Entre mémoire & liberté : la formation de l’esprit & le destin des intellectuels humanistes
1Le vieil humanisme sévèrement attaqué, agonisant, a peut-être reçu le coup de grâce. Du moins, deux forces conspirent à l’enterrer : le capitalisme, qui a parfaitement compris qu’il sera inutile à la logique du profit et qui, le vidant de sa substance, se couvre de ses lambeaux pour gagner à vil prix l’insigne honneur d’appartenir au camp du Bien ; un certain courant intellectuel, solidaire à son corps défendant d’un capitalisme qu’il combat parfois d’un autre point de vue, et qui n’éprouve pas d’insurmontables difficultés à pousser dans la tombe la caricature d’un humanisme suranné pouvant, sous couvert d’humanité, justifier le pire — comme, par exemple, la logique du marché. Ainsi, pour Foucault, l’humanisme serait-il la « petite prostituée de toute pensée ».
2À moins de s’en tenir à ce débat circulaire, restitué ad nauseam et tristement superficiel, à l’intérieur duquel l’humanisme fait davantage figure d’épouvantail que d’adversaire substantiel, il faudra, avec Stéphane Toussaint, consentir à régresser vers les « zones historiquement profondes » — et fécondes — « de l’humanisme » (p. 76).
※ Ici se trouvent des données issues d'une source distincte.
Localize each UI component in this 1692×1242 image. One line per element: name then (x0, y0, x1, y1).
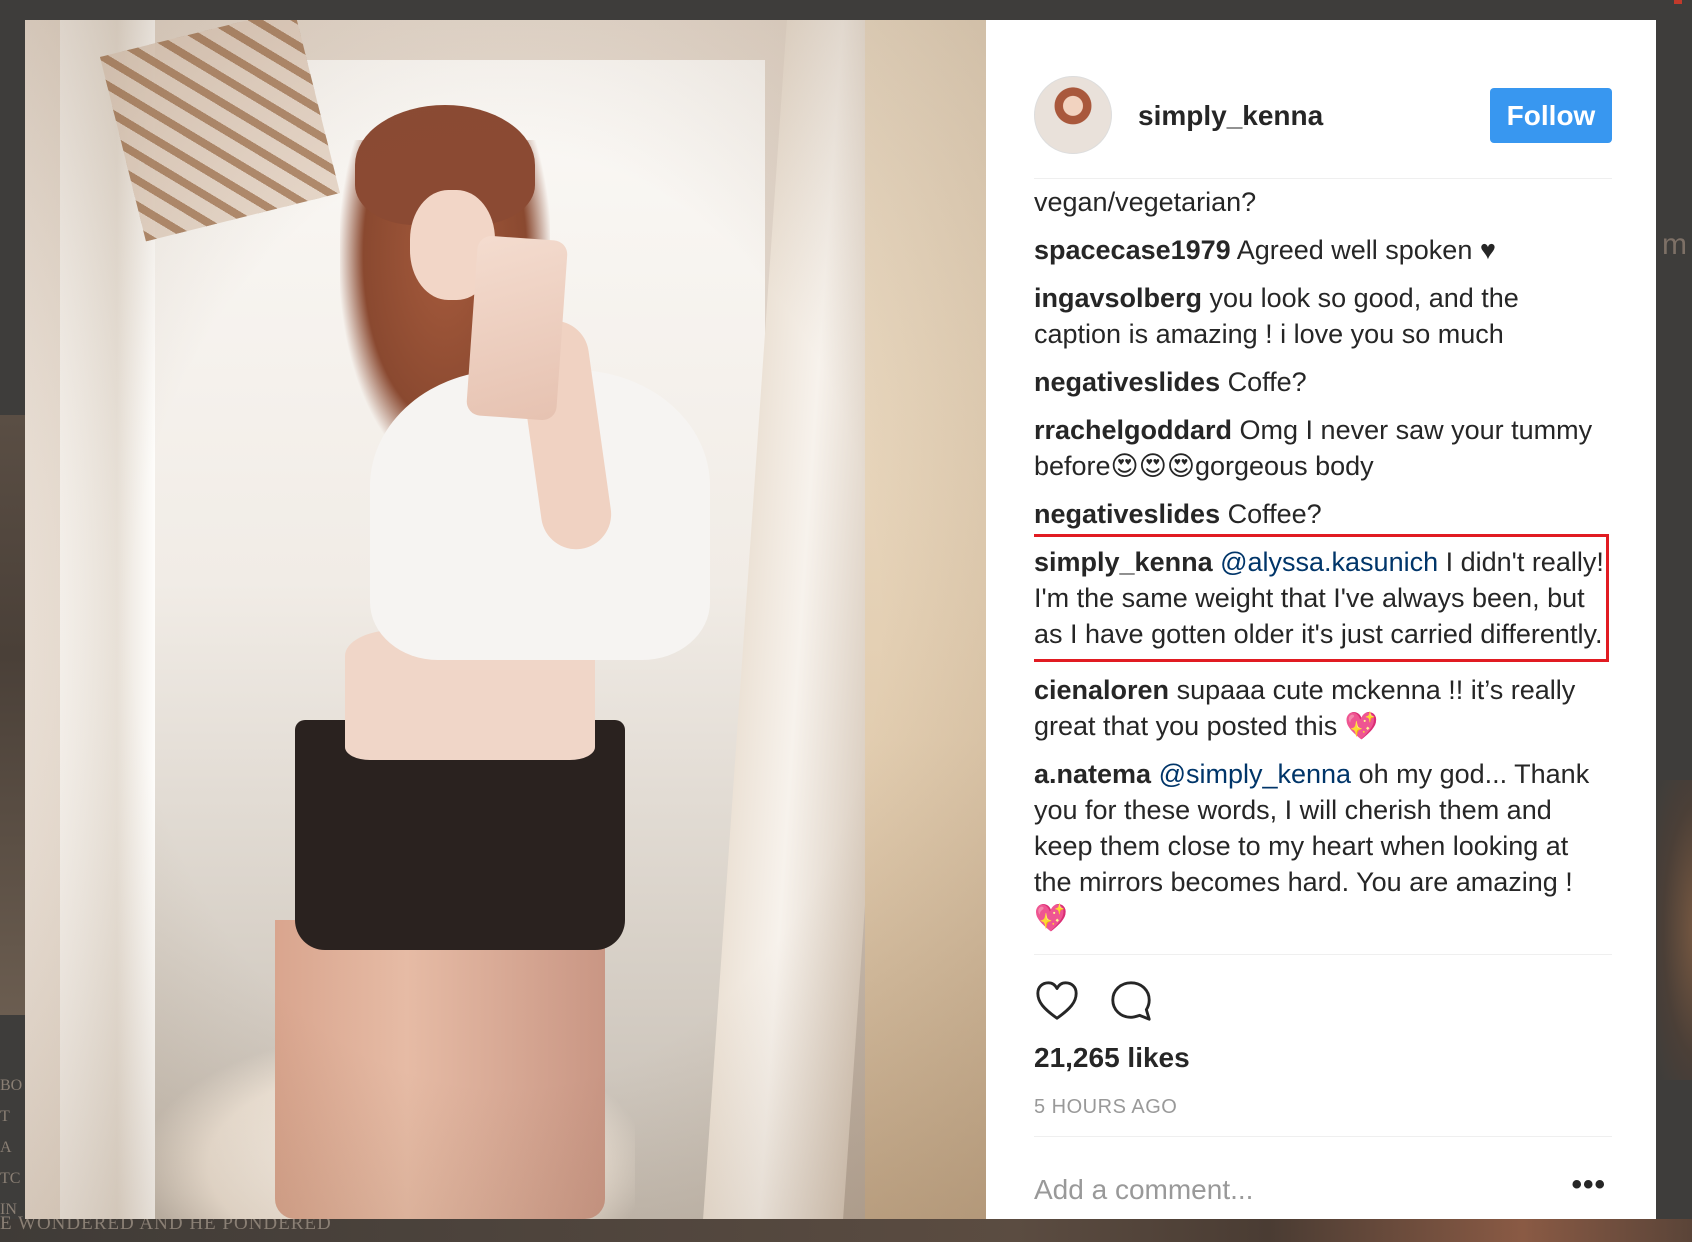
comment-item: vegan/vegetarian? (1034, 184, 1612, 220)
photo-vignette (25, 20, 986, 1219)
background-image-left (0, 415, 26, 1015)
post-actions (1034, 978, 1234, 1028)
post-side-panel: simply_kenna Follow vegan/vegetarian? sp… (986, 20, 1656, 1219)
post-modal: simply_kenna Follow vegan/vegetarian? sp… (25, 20, 1656, 1219)
add-comment-input[interactable] (1034, 1170, 1574, 1210)
comment-mention[interactable]: @simply_kenna (1151, 759, 1352, 789)
comment-item: spacecase1979 Agreed well spoken ♥ (1034, 232, 1612, 268)
comment-username[interactable]: a.natema (1034, 759, 1151, 789)
comment-username[interactable]: spacecase1979 (1034, 235, 1231, 265)
comment-mention[interactable]: @alyssa.kasunich (1213, 547, 1438, 577)
comment-username[interactable]: negativeslides (1034, 499, 1220, 529)
comment-text: Agreed well spoken ♥ (1230, 235, 1496, 265)
post-photo[interactable] (25, 20, 986, 1219)
post-header: simply_kenna Follow (1034, 48, 1612, 179)
background-text-fragment: m (1662, 228, 1687, 261)
comment-text: vegan/vegetarian? (1034, 187, 1257, 217)
comment-item: cienaloren supaaa cute mckenna !! it’s r… (1034, 672, 1612, 744)
comment-username[interactable]: simply_kenna (1034, 547, 1213, 577)
comment-username[interactable]: negativeslides (1034, 367, 1220, 397)
follow-button[interactable]: Follow (1490, 88, 1612, 143)
post-username[interactable]: simply_kenna (1138, 100, 1323, 132)
comment-item: a.natema @simply_kenna oh my god... Than… (1034, 756, 1612, 936)
comment-username[interactable]: ingavsolberg (1034, 283, 1202, 313)
comment-item: negativeslides Coffe? (1034, 364, 1612, 400)
comment-username[interactable]: rrachelgoddard (1034, 415, 1232, 445)
comment-list[interactable]: vegan/vegetarian? spacecase1979 Agreed w… (1034, 178, 1612, 955)
like-count[interactable]: 21,265 likes (1034, 1042, 1190, 1074)
background-text-column: BO T A TC IN (0, 1070, 24, 1225)
background-letter: BO (0, 1077, 23, 1094)
comment-text: Coffee? (1220, 499, 1322, 529)
background-letter: T A (0, 1108, 12, 1156)
avatar[interactable] (1034, 76, 1112, 154)
more-icon[interactable]: ••• (1571, 1168, 1606, 1202)
comment-text: Coffe? (1220, 367, 1307, 397)
comment-icon[interactable] (1108, 978, 1154, 1024)
post-timestamp[interactable]: 5 HOURS AGO (1034, 1096, 1177, 1119)
divider (1034, 1136, 1612, 1137)
background-accent (1674, 0, 1682, 4)
comment-username[interactable]: cienaloren (1034, 675, 1169, 705)
comment-item: rrachelgoddard Omg I never saw your tumm… (1034, 412, 1612, 484)
background-image-right (1657, 780, 1692, 1080)
comment-item: ingavsolberg you look so good, and the c… (1034, 280, 1612, 352)
comment-item: negativeslides Coffee? (1034, 496, 1612, 532)
background-letter: TC (0, 1170, 21, 1187)
heart-icon[interactable] (1034, 978, 1080, 1024)
comment-item-highlighted: simply_kenna @alyssa.kasunich I didn't r… (1034, 534, 1612, 662)
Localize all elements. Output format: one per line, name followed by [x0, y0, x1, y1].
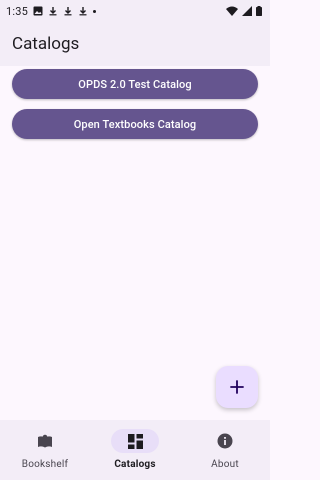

Pour comprendre les enjeux d’une telle tâche, et sans qu’il soit possible ni même nécessaire de restituer les nombreuses médiations chronologiques et logiques qui constituent la matière et la couleur d’un ouvrage foisonnant, il est nécessaire de se munir d’une boussole et d’une carte, autrement dit de rendre compte de la méthode du livre et de sa structure, pour espérer ensuite expliciter ses décisions philosophiques les plus fondamentales et, éventuellement, mettre au jour certaines de ses difficultés.
Au ciel étoilé des érudits
3Un tel humanisme agonisant, avant toute chose, s’il veut avoir l’occasion de rétablir la communication avec les esprits des contemporains, se devra d’être incarné. Car si c’est un humanisme décharné qu’on assassine, il ne sera ranimé qu’à travers les figures tutélaires des érudits qui, du haut de leur liberté d’esprit et de leurs résistances exemplaires aux pouvoirs politiques et religieux, nous contemplent et nous obligent. « Liberté d’esprit », en effet, car ce livre ne traite pas de la liberté de conscience ou d’opinion, libertés modales — si l’on peut dire — car libertés d’un esprit en tant qu’il sait ou en tant qu’il croit, mais d’une liberté substantielle, de la liberté d’une substance toute entière, l’esprit, dès lors qu’elle est formée et polie par une culture classique.
4La régression dans l’histoire permet ce faisant de pénétrer dans « le champ magnétique des vrais intellectuels humanistes » (p. 77) et, à travers une galerie de portraits, d’entrer à notre tour dans la conversation entretenue de façon ininterrompue entre ces hommes qui sont parvenus au plus haut degré de l’instruction (vir humanissimus), qu’ils soient d’un Quattrocento encore garrotté par le joug de l’Église (Ficin, Pic de la Mirandole), de l’Italie fasciste (P. Martinetti) ou de l’Allemagne nazie (A. Warburg, A. Weber, E. Cassirer).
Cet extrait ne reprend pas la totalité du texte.